Spirited Reflection: Feast of Christ the King, from South Sudan
Last Sunday in the Season of Jesus’ Teaching and Healing Ministry (Also called ‘Ordinary Time’)
This sounds like a triumphant feast. But it isn’t. At least not in the gospel and in the lives of people in this war-torn country of South Sudan. Nor for our suffering neighbours in Haiti, Canada and Syria. Jesus had the courage to confront injustice and those who oppressed the poor. . . directly. He paid the price for opposing the temple system which was the political, economic, social and religious centre of life in Jerusalem. Although he dreaded the rejection and suffering, he became a suffering, crucified king, faithful to his love for the excluded and to God’s great compassion for the oppressed. There is no doubt that the risen Christ is a shepherd – king. . . caring passionately about his people.
With our sisters and brothers in South Sudan, I share the hopes, sorrows, griefs, pain and joys of all. It is a privilege, every day, to be here with them, in my new country. As I finish reading more than two hundred interviews with people in UN camps for the displaced, I hear their words echoing in my heart, “I am always hungry.” “I am happy when I can give my children tea for their breakfast.” From fear of attacks, robberies, from lack of sufficient bore holes for water and from hunger— most suffer tension, grief, headaches, stomach aches, joint pain and sleepless nights, probable signs of the trauma they have endured.
For me, their tears – and mine – cry out for a tidal wave of justice within South Sudan and globally. How can a nation like Canada close its eyes to business that provides armoured vehicles through another country to South Sudan? How can any country provide ‘aid’ in the form of arms to SS? How can the UN actually provide the peace-keeping it promises?

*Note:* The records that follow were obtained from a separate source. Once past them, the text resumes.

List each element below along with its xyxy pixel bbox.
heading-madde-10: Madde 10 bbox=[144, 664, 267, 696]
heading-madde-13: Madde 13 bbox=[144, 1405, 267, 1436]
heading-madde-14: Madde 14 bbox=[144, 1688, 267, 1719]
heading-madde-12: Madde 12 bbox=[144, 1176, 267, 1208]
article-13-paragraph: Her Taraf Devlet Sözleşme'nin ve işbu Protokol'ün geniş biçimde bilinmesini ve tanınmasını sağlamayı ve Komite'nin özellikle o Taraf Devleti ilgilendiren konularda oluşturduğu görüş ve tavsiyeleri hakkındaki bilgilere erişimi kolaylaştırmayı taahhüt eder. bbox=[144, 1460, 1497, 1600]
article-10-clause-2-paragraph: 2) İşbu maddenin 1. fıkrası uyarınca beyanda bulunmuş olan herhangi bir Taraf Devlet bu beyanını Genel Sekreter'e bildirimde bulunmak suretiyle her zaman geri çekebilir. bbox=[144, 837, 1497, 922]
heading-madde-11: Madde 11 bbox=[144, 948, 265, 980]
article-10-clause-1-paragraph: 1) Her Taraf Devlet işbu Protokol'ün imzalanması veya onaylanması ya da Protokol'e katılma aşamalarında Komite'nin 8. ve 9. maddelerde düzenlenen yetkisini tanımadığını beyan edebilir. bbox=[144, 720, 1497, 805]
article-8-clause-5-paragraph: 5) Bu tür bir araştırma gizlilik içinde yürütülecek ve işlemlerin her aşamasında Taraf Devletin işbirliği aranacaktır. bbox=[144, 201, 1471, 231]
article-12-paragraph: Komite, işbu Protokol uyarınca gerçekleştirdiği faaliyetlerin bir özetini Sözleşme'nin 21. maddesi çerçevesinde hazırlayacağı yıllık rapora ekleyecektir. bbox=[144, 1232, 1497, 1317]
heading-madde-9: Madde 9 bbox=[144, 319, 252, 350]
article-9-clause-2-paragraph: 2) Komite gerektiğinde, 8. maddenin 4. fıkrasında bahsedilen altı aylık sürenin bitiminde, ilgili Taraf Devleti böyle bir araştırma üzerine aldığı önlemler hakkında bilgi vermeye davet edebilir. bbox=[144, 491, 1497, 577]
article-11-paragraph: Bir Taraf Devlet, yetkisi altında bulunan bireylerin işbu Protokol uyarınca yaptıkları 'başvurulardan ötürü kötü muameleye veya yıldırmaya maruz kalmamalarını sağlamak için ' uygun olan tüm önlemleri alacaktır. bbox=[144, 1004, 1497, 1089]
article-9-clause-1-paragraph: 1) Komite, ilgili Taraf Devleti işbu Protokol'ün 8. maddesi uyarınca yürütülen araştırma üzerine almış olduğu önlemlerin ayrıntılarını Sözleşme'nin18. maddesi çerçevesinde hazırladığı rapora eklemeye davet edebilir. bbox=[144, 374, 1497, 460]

The tears of children, men and women, my tears, your tears, our tears flood the churches, the land, drowning the illusions of power, prestige and property among the gun class (here and around the world).
In my work throughout South Sudan of teaching people how to give Psychosocial Support /Healing from Trauma Workshops, I have discovered that participants really value discussion about healthy and unhealthy ways to grieve and cry, to express the energy of anger, and to use the gift of sexuality. At first some say that men don’t cry. But then we look at the excessive drinking, smoking and reliance on prostitutes to deal with their grief. We consider alternatives; such as, saying to a friend – not one who will just give another drink – “I really miss my wife/husband, child. Could I tell you about her/him? Perhaps we can walk and talk together.” Some can write, sing and/or dance their grief and anger. People can do this together. Since faith is deep here, most find strength in prayer.
My watercolour painting, “Too Much” expresses some of the tears we carry in our hearts. It is a prayer to God to remember compassion and to heal us.
Yes, the Christ is a king in all weakness. In July, I took a month of silent retreat, with no email, phones or books other than the Bible, to wrap myself in a cocoon to heal and be strengthened. One day, it seemed that scales fell from my eyes.
Although I’ve relied on Paul’s messages, “My power is at best in weakness” and “When I am weak then am I strong,” I realized that I had turned to these messages as a last resort when life was tough. Not meant to be so. Jesus’ way is weakness.
The Christ is king of hearts, king of love. And God cannot stop loving us, no matter what we may do. I know God crying with us, laughing with us and surprising us beyond imagining. God’s overwhelming love for us caresses and heals us. Let us give God plenty of time to console us daily. Let us take time to enjoy God too. Our times need people who trust and dare so deeply that we can draw abundantly from the source of love, from the shepherd who longs to renew us and work wonders of powerful love and healing through us. God’s ways are bigger than our dreams.
Such vision makes us pulse with life and hope, bearing fruit in God’s way. May God’s reign fill us, surround us, radiate peace for our hurting world. God’s reign sprouts up as healing, non-violent communities, evident in thousands of ways. Everywhere. At all times. No one can stop it. God is doing a new deed. Can’t we see it?
Sister Barbara Paleczny PhD/SThD (email@example.com)
With roots for thirteen years on Boards of the Canadian Ecumenical Social Justice Coalitions, Barbara Paleczny, a Canadian School Sister of Notre Dame, lives and breathes KAIROS priorities. As a member of Solidarity with South Sudan, she has lived in South Sudan for eight years, teaching in Solidarity with South Sudan’s teachers’ colleges and giving Healing From Trauma/Psychosocial Support Workshops, Women – Carriers of Peace and Men – Protectors of Peace workshops. Her priority now is teaching others how to give Psychosocial Support workshops throughout the country.